Na Alesp, o deputado Douglas Garcia (PSL) foi acusado de quebra de decoro e foi punido com uma advertência após afirmar que tiraria “no tapa” uma transexual de dentro do mesmo banheiro feminino que sua mãe ou sua irmã usassem. Já o deputado Frederico d’Avila (PSL) foi denunciado depois de propor uma homenagem ao ditador chileno Augusto Pinochet, em novembro. O ato solene acabou cancelado.

Outro deputado estadual do partido alvo de processo no Conselho de Ética, o PSL, foi Adalberto Freitas. Ele foi acusado de incitar a violência depois de afirmar que mantinha funcionários armados em seu gabinete. A declaração ocorreu após representantes do Sindicato dos Professores da Rede Estadual (Apeoesp) irem ao gabinete da deputada Janaína Paschoal, também do PSL, que afirmou que seus funcionários foram ameaçados. O processo acabou arquivado.

MARÇO
O que é golden shower?
Vídeo impróprio para menores, postado no Twitter presidencial, chocou internautas e virou ação no STF

AGOSTO
Dia sim, dia não
Perguntado sobre preservação ambiental, Bolsonaro sugeriu a repórter uma adaptação fisiológica: “É só fazer cocô dia sim, dia não, tá certo?”

OUTUBRO
Botou a mãe no meio
Ao ouvir a pergunta “cadê o Queiroz?” na porta do Alvorada, Bolsonaro respondeu: “Tá com a sua mãe!”

“Eu implodo o presidente”
Em áudio vazado, o líder do PSL Delegado Waldir desabafou contra Bolsonaro: “Eu andei 246 cidades no sol, gritando o nome desse vagabundo”

Referência infantil
Em mais um capítulo da briga no PSL, Eduardo Bolsonaro chamou Joice Hasselmann de “Peppa”, referência a um desenho animado

NOVEMBRO
Suruba gay
O deputado Luiz Philippe Bragança disse ter sido alvo de um dossiê falso.
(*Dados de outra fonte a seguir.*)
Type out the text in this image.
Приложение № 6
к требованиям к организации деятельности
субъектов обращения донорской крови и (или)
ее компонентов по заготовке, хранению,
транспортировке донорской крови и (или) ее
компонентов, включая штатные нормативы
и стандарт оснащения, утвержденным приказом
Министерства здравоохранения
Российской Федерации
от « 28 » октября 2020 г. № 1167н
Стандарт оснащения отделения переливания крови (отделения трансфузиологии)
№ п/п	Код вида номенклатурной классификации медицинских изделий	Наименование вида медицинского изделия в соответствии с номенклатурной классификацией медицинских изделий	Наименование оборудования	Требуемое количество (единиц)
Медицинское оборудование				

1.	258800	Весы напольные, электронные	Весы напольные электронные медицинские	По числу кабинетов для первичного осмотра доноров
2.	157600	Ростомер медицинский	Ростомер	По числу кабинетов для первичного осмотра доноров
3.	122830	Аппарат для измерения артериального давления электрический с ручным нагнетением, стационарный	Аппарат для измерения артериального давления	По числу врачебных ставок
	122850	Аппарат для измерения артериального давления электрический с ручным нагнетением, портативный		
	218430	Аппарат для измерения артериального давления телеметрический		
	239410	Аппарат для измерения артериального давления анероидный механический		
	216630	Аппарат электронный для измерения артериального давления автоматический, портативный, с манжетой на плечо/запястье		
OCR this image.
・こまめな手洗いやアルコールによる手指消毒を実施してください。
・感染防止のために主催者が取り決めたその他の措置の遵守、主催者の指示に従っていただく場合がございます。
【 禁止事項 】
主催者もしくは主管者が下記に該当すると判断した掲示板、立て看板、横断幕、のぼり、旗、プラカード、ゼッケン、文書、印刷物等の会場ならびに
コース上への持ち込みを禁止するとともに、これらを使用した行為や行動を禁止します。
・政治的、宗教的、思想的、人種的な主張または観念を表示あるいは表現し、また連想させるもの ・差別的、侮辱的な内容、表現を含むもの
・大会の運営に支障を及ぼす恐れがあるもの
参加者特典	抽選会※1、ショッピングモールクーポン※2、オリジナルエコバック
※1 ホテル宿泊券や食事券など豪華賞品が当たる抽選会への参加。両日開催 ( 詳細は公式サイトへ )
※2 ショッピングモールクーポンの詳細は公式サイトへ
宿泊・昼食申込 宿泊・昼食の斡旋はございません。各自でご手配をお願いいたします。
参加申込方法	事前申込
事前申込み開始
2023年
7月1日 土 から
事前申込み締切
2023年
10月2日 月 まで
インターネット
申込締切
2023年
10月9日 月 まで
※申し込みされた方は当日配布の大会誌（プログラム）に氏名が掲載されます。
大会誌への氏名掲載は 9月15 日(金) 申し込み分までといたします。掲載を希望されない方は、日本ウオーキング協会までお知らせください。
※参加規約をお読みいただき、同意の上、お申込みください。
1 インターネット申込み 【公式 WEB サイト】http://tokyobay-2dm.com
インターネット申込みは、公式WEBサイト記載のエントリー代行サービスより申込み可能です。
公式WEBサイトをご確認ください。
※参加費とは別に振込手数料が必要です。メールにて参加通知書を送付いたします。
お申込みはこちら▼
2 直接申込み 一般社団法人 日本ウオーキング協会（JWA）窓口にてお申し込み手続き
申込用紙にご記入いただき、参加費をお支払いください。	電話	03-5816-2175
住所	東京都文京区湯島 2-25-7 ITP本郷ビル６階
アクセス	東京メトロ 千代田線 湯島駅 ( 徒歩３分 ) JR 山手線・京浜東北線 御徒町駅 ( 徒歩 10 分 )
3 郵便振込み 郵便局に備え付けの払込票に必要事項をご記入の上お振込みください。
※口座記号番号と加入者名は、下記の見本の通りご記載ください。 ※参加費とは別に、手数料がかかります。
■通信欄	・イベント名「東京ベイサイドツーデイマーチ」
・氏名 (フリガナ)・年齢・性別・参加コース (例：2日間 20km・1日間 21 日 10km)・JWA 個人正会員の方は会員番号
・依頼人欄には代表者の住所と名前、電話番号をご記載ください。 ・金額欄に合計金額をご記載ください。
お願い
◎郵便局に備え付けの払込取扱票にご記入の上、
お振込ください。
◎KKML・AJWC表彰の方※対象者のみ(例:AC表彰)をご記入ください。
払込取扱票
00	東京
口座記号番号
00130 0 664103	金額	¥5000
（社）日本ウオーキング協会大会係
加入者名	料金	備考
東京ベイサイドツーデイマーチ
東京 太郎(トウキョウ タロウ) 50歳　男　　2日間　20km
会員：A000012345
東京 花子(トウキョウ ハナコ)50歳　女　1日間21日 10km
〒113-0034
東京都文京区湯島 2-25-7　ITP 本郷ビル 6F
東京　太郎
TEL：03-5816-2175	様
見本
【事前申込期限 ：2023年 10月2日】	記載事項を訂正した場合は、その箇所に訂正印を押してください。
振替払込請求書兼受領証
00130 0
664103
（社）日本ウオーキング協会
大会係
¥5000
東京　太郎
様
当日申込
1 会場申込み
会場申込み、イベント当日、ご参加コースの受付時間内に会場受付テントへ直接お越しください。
Gustavo Bebbiano, ex-ministro de Bolsonaro, confirmou: “Uma história tão baixa, surreal, esquisita: príncipe, vice-presidência da República, suruba gay”

DEZEMBRO
Barraco entre ex-amigas
Joice chamou a colega Carla Zambelli de “burra” e disse que Bolsonaro levantou suspeitas sobre um trabalho como “prostituta” no passado. Zambelli devolveu: “Você é louca, psicopata”

“Você sentou no meu colo?”, ironizou Frota em discussão com Carlos Jordy, que manteve o (baixo) nível: “Como vou sentar aí, se ele teve que fazer prótese para implantar um pênis?”